To the Editor
Each human exome contains thousands of nonsynonymous single nucleotide variants (nSNVs) of unknown effect, whose potential impact on biological function is now routinely assessed using computational methods for use in biomedical research and in clinical genome profiling reports. Of the variants receiving a non-neutral (function-damaging) prediction, those at evolutionarily conserved sites are frequently of heightened interest for scientists and clinicians, because these sites are among the most critical for proper protein function. Indeed, a majority of amino acid mutations that have been investigated experimentally are located at ultra-conserved sites, which show no amino acid residue difference in diverse species spanning over five hundred million years of evolution (Supplementary Fig. 1).1 Functionally damaging mutants at these sites are likely to have significant consequences in health and disease.
For these ultra-conserved sites, we estimated the false positive rate (FPR) of Condel2 and PolyPhen-23 by using a standard collection of neutral variants (HumVar3) that was used to train and test these two state-of-the-art tools. Our analysis revealed a very high FPR for Condel (89%) and PolyPhen-2 (75%). For 73% of the neutral nSNVs in HumVar, both tools produced a damaging prediction. The overall accuracy of these tools at ultra-conserved positions was also low (55% and 60%, respectively). Therefore, predictions produced by current computational tools may mislead downstream experimental and clinical investigations aimed at studying functionally important sites.

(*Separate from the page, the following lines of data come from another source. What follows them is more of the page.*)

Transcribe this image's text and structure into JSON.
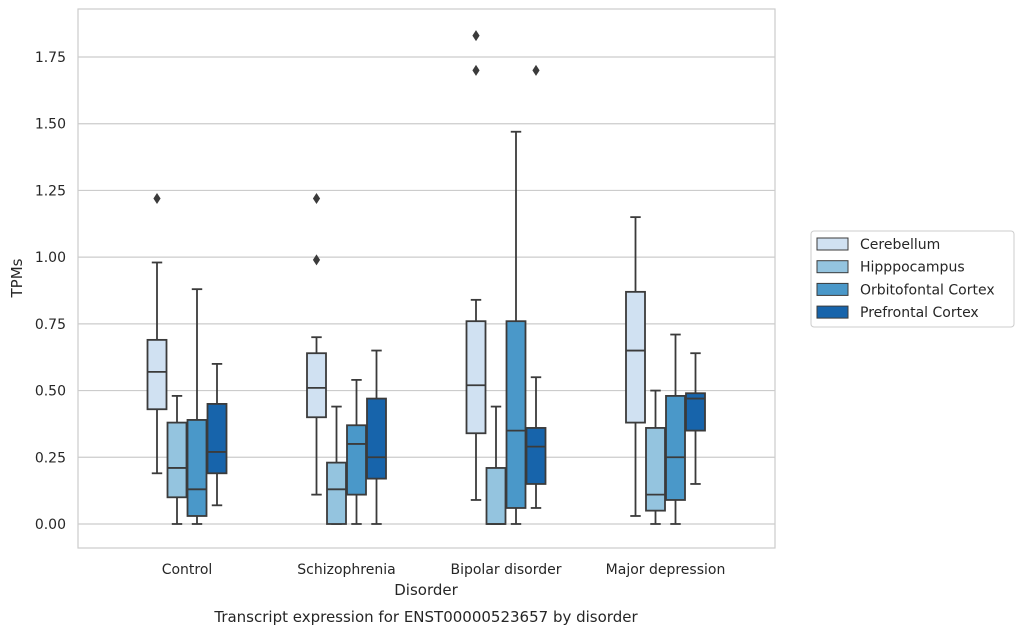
{
  "colors": {
    "Cerebellum": "#d0e1f2",
    "Hipppocampus": "#94c4df",
    "Orbitofontal Cortex": "#4a98c9",
    "Prefrontal Cortex": "#1764ab",
    "edge": "#3b3b3b",
    "grid": "#cccccc",
    "frame": "#cccccc"
  },
  "chart_data": {
    "type": "box",
    "title": "Transcript expression for ENST00000523657 by disorder",
    "xlabel": "Disorder",
    "ylabel": "TPMs",
    "ylim": [
      -0.09,
      1.93
    ],
    "yticks": [
      0.0,
      0.25,
      0.5,
      0.75,
      1.0,
      1.25,
      1.5,
      1.75
    ],
    "ytick_labels": [
      "0.00",
      "0.25",
      "0.50",
      "0.75",
      "1.00",
      "1.25",
      "1.50",
      "1.75"
    ],
    "categories": [
      "Control",
      "Schizophrenia",
      "Bipolar disorder",
      "Major depression"
    ],
    "grid": true,
    "legend_position": "right",
    "series": [
      {
        "name": "Cerebellum",
        "boxes": [
          {
            "whislo": 0.19,
            "q1": 0.43,
            "med": 0.57,
            "q3": 0.69,
            "whishi": 0.98,
            "fliers": [
              1.22
            ]
          },
          {
            "whislo": 0.11,
            "q1": 0.4,
            "med": 0.51,
            "q3": 0.64,
            "whishi": 0.7,
            "fliers": [
              1.22,
              0.99
            ]
          },
          {
            "whislo": 0.09,
            "q1": 0.34,
            "med": 0.52,
            "q3": 0.76,
            "whishi": 0.84,
            "fliers": [
              1.83,
              1.7
            ]
          },
          {
            "whislo": 0.03,
            "q1": 0.38,
            "med": 0.65,
            "q3": 0.87,
            "whishi": 1.15,
            "fliers": []
          }
        ]
      },
      {
        "name": "Hipppocampus",
        "boxes": [
          {
            "whislo": 0.0,
            "q1": 0.1,
            "med": 0.21,
            "q3": 0.38,
            "whishi": 0.48,
            "fliers": []
          },
          {
            "whislo": 0.0,
            "q1": 0.0,
            "med": 0.13,
            "q3": 0.23,
            "whishi": 0.44,
            "fliers": []
          },
          {
            "whislo": 0.0,
            "q1": 0.0,
            "med": 0.0,
            "q3": 0.21,
            "whishi": 0.44,
            "fliers": []
          },
          {
            "whislo": 0.0,
            "q1": 0.05,
            "med": 0.11,
            "q3": 0.36,
            "whishi": 0.5,
            "fliers": []
          }
        ]
      },
      {
        "name": "Orbitofontal Cortex",
        "boxes": [
          {
            "whislo": 0.0,
            "q1": 0.03,
            "med": 0.13,
            "q3": 0.39,
            "whishi": 0.88,
            "fliers": []
          },
          {
            "whislo": 0.0,
            "q1": 0.11,
            "med": 0.3,
            "q3": 0.37,
            "whishi": 0.54,
            "fliers": []
          },
          {
            "whislo": 0.0,
            "q1": 0.06,
            "med": 0.35,
            "q3": 0.76,
            "whishi": 1.47,
            "fliers": []
          },
          {
            "whislo": 0.0,
            "q1": 0.09,
            "med": 0.25,
            "q3": 0.48,
            "whishi": 0.71,
            "fliers": []
          }
        ]
      },
      {
        "name": "Prefrontal Cortex",
        "boxes": [
          {
            "whislo": 0.07,
            "q1": 0.19,
            "med": 0.27,
            "q3": 0.45,
            "whishi": 0.6,
            "fliers": []
          },
          {
            "whislo": 0.0,
            "q1": 0.17,
            "med": 0.25,
            "q3": 0.47,
            "whishi": 0.65,
            "fliers": []
          },
          {
            "whislo": 0.06,
            "q1": 0.15,
            "med": 0.29,
            "q3": 0.36,
            "whishi": 0.55,
            "fliers": [
              1.7
            ]
          },
          {
            "whislo": 0.15,
            "q1": 0.35,
            "med": 0.47,
            "q3": 0.49,
            "whishi": 0.64,
            "fliers": []
          }
        ]
      }
    ]
  }
}
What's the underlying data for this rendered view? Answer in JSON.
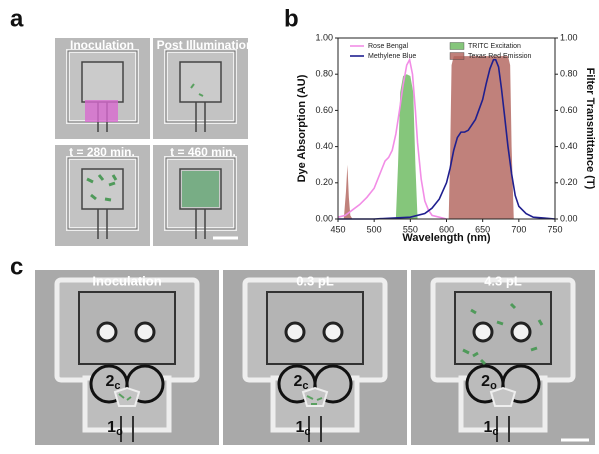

To remedy this problem, we have developed a method that adaptively fits the best prediction model for nSNV sites evolving at distinctly different rates, as revealed by multispecies comparison (ultra-, well- and less-conserved, Supplementary Fig. 1). Our Evolutionary Diagnosis (EvoD) method considers fundamental evolutionary properties of affected site and amino acid changes, including measures of the biochemical severity and evolutionary probability of the amino acid change, as well as multi-level taxonomic evolutionary rates and timespans of the position affected. Within a sparse-learning framework, the ability of these properties to explain the observed (training) data was evaluated in EvoD for establishing an efficient predictive statistical model (Supplementary Methods). A web server for evaluating novel variants using EvoD is available at http://barn.asu.edu/EvoD.
At ultra-conserved sites, EvoD led to large reductions in the FPR: 55% for Condel and 41% for PolyPhen-2. We retrieved the population allele frequency of the neutral HumVar nSNVs at ultra-conserved sites from a 5,400 exome dataset4 and found that EvoD improved diagnoses across the spectrum of rare (<0.1%) to common (>5%) alleles (Fig. 1a). The balanced accuracy of EvoD was also significantly higher at ultra-conserved sites (Table 1; P < 10-10). Furthermore, EvoD’s performance was consistent across ultra-, well-, and less-conserved sites, whereas Condel and PolyPhen-2 showed uneven performance across these classes (Table 1).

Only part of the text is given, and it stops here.